If we want we can actually rebuild a coroutine context identical to the current one, from its individual elements.
val inheritedContext = sequenceOf(
Job,
ContinuationInterceptor,
CoroutineExceptionHandler,
CoroutineName
).mapNotNull { key -> coroutineContext[key] }
.fold(EmptyCoroutineContext) { ctx: CoroutineContext, elt ->
ctx + elt
}
launch(inheritedContext) {
/* ... */
}
Although interesting to understand the composition of the context, this example is completely useless in practice. We would obtain exactly the same behavior by leaving the context parameter of launch
to its default empty value.
Nested Context
This last example is important because it presents a change of behavior in the latest releases of coroutines, where the builder functions became extensions on CoroutineScope
.
GlobalScope.launch(Dispatchers.Main) {
val deferred = async {
/* ... */
}
/* ... */
}
Given that async
is called on the scope (instead of being a top-level function), it will inherit the scope’s dispatcher, specified as Dispatchers.Main
by launch
, rather than using the default one. In previous versions of coroutines, the code within async
would run on a worker thread provided by Dispatchers.Default
, but it will now run on the UI thread, which could cause the application to hang or even crash.
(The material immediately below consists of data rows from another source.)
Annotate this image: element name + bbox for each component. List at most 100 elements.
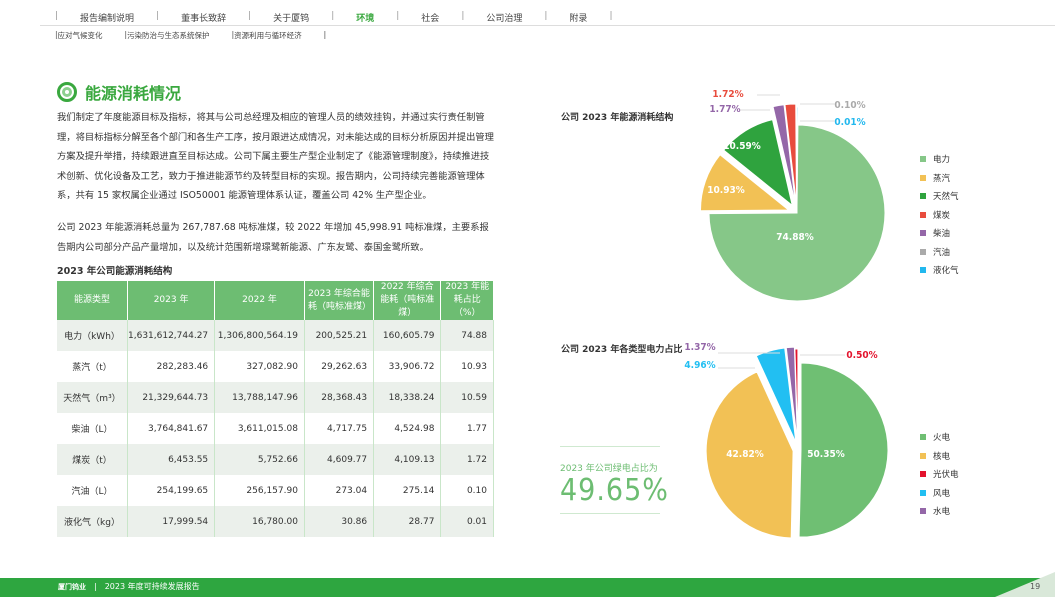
nav-separator: | bbox=[248, 11, 252, 21]
table-cell: 21,329,644.73 bbox=[127, 382, 216, 413]
section-title: 能源消耗情况 bbox=[85, 84, 182, 103]
paragraph: 公司 2023 年能源消耗总量为 267,787.68 吨标准煤，较 2022 … bbox=[57, 222, 489, 253]
table-cell: 10.93 bbox=[440, 351, 494, 382]
legend-swatch bbox=[920, 434, 926, 441]
chart-title: 公司 2023 年各类型电力占比 bbox=[561, 345, 683, 355]
nav-separator: | bbox=[609, 11, 613, 21]
pie-slice-水电 bbox=[785, 346, 798, 443]
column-header: 2023 年综合能耗（吨标准煤） bbox=[304, 281, 375, 320]
legend-swatch bbox=[920, 211, 926, 218]
column-header: 2022 年综合能耗（吨标准煤） bbox=[373, 281, 442, 320]
nav-item[interactable]: 报告编制说明 bbox=[80, 14, 135, 24]
pie-slice-光伏电 bbox=[794, 348, 799, 445]
slice-label: 0.10% bbox=[834, 100, 865, 111]
table-cell: 16,780.00 bbox=[214, 506, 305, 537]
pie-slice-风电 bbox=[755, 347, 797, 443]
table-cell: 275.14 bbox=[373, 475, 442, 506]
pie-slice-液化气 bbox=[796, 106, 799, 208]
nav-item[interactable]: 附录 bbox=[569, 14, 588, 24]
circle-icon bbox=[57, 82, 77, 102]
nav-divider bbox=[40, 25, 1055, 26]
legend-label: 核电 bbox=[933, 451, 951, 462]
subnav-item[interactable]: 应对气候变化 bbox=[57, 31, 103, 40]
slice-label: 0.50% bbox=[846, 350, 877, 361]
nav-separator: | bbox=[55, 30, 58, 39]
subnav-item[interactable]: 资源利用与循环经济 bbox=[234, 31, 302, 40]
table-cell: 液化气（kg） bbox=[57, 506, 128, 537]
slice-label: 0.01% bbox=[834, 117, 865, 128]
table-row: 汽油（L） 254,199.65 256,157.90 273.04 275.14 0.1… bbox=[57, 475, 494, 506]
legend-label: 汽油 bbox=[933, 247, 951, 258]
legend-label: 柴油 bbox=[933, 229, 951, 240]
nav-separator: | bbox=[396, 11, 400, 21]
legend-swatch bbox=[920, 508, 926, 515]
table-cell: 1,631,612,744.27 bbox=[127, 320, 216, 351]
table-cell: 5,752.66 bbox=[214, 444, 305, 475]
section-heading: 能源消耗情况 bbox=[57, 80, 181, 104]
legend-item: 液化气 bbox=[920, 261, 959, 280]
legend-swatch bbox=[920, 489, 926, 496]
legend-label: 天然气 bbox=[933, 192, 959, 203]
table-cell: 28.77 bbox=[373, 506, 442, 537]
table-cell: 0.10 bbox=[440, 475, 494, 506]
legend-swatch bbox=[920, 248, 926, 255]
top-nav: | 报告编制说明 | 董事长致辞 | 关于厦钨 | 环境 | 社会 | 公司治理 | 附录 | bbox=[55, 11, 634, 24]
sub-nav: | 应对气候变化 | 污染防治与生态系统保护 | 资源利用与循环经济 | bbox=[55, 30, 326, 41]
table-cell: 33,906.72 bbox=[373, 351, 442, 382]
page-number: 19 bbox=[1030, 582, 1041, 591]
column-header: 能源类型 bbox=[57, 281, 128, 320]
nav-item[interactable]: 社会 bbox=[421, 14, 440, 24]
table-cell: 28,368.43 bbox=[304, 382, 375, 413]
legend-item: 天然气 bbox=[920, 187, 959, 206]
pie-slice-煤炭 bbox=[784, 103, 797, 205]
table-cell: 30.86 bbox=[304, 506, 375, 537]
legend-item: 电力 bbox=[920, 150, 959, 169]
report-title: 2023 年度可持续发展报告 bbox=[104, 582, 200, 591]
slice-label: 1.72% bbox=[712, 89, 743, 100]
nav-separator: | bbox=[323, 30, 327, 39]
table-row: 天然气（m³） 21,329,644.73 13,788,147.96 28,368.… bbox=[57, 382, 494, 413]
table-cell: 10.59 bbox=[440, 382, 494, 413]
legend-item: 蒸汽 bbox=[920, 169, 959, 188]
legend-label: 水电 bbox=[933, 507, 951, 518]
paragraph: 我们制定了年度能源目标及指标，将其与公司总经理及相应的管理人员的绩效挂钩，并通过… bbox=[57, 112, 494, 201]
table-cell: 4,717.75 bbox=[304, 413, 375, 444]
legend-item: 汽油 bbox=[920, 243, 959, 262]
table-cell: 282,283.46 bbox=[127, 351, 216, 382]
nav-item[interactable]: 公司治理 bbox=[486, 14, 523, 24]
legend-label: 光伏电 bbox=[933, 470, 959, 481]
table-cell: 蒸汽（t） bbox=[57, 351, 128, 382]
energy-table: 能源类型 2023 年 2022 年 2023 年综合能耗（吨标准煤） 2022 年综合… bbox=[57, 281, 494, 537]
footer-bar bbox=[0, 578, 1055, 597]
table-cell: 柴油（L） bbox=[57, 413, 128, 444]
table-cell: 6,453.55 bbox=[127, 444, 216, 475]
legend-label: 风电 bbox=[933, 488, 951, 499]
pie-slice-柴油 bbox=[772, 104, 796, 205]
table-cell: 327,082.90 bbox=[214, 351, 305, 382]
green-power-value: 49.65% bbox=[560, 473, 669, 508]
column-header: 2023 年 bbox=[127, 281, 216, 320]
chart-title: 公司 2023 年能源消耗结构 bbox=[561, 113, 674, 123]
legend-item: 煤炭 bbox=[920, 206, 959, 225]
subnav-item[interactable]: 污染防治与生态系统保护 bbox=[127, 31, 210, 40]
slice-label: 10.93% bbox=[707, 185, 744, 196]
table-cell: 3,611,015.08 bbox=[214, 413, 305, 444]
table-cell: 74.88 bbox=[440, 320, 494, 351]
footer-divider: | bbox=[94, 582, 97, 591]
table-cell: 3,764,841.67 bbox=[127, 413, 216, 444]
table-cell: 1,306,800,564.19 bbox=[214, 320, 305, 351]
nav-separator: | bbox=[544, 11, 548, 21]
pie-slice-火电 bbox=[798, 362, 889, 538]
pie-slice-电力 bbox=[708, 124, 886, 302]
table-cell: 4,109.13 bbox=[373, 444, 442, 475]
nav-item[interactable]: 关于厦钨 bbox=[273, 14, 310, 24]
legend-swatch bbox=[920, 193, 926, 200]
legend-swatch bbox=[920, 156, 926, 163]
legend-item: 火电 bbox=[920, 428, 959, 447]
legend: 电力 蒸汽天然气煤炭柴油汽油液化气 bbox=[920, 150, 959, 280]
nav-item[interactable]: 环境 bbox=[356, 14, 375, 24]
legend-swatch bbox=[920, 174, 926, 181]
nav-item[interactable]: 董事长致辞 bbox=[181, 14, 227, 24]
table-cell: 200,525.21 bbox=[304, 320, 375, 351]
The solution is simply to be more explicit about the dispatcher being used in async
.
launch(Dispatchers.Main) {
val deferred = async(Dispatchers.Default) {
/* ... */
}
/* ... */
}
Coroutine API Design
The coroutine API is designed to be flexible and expressive. By combining contexts using a simple +
operator, the language designers have made possible to easily define the properties of a coroutine when launching it, and to inherit these properties from the execution context. This gives developers complete control over their coroutines while keeping the syntax fluent.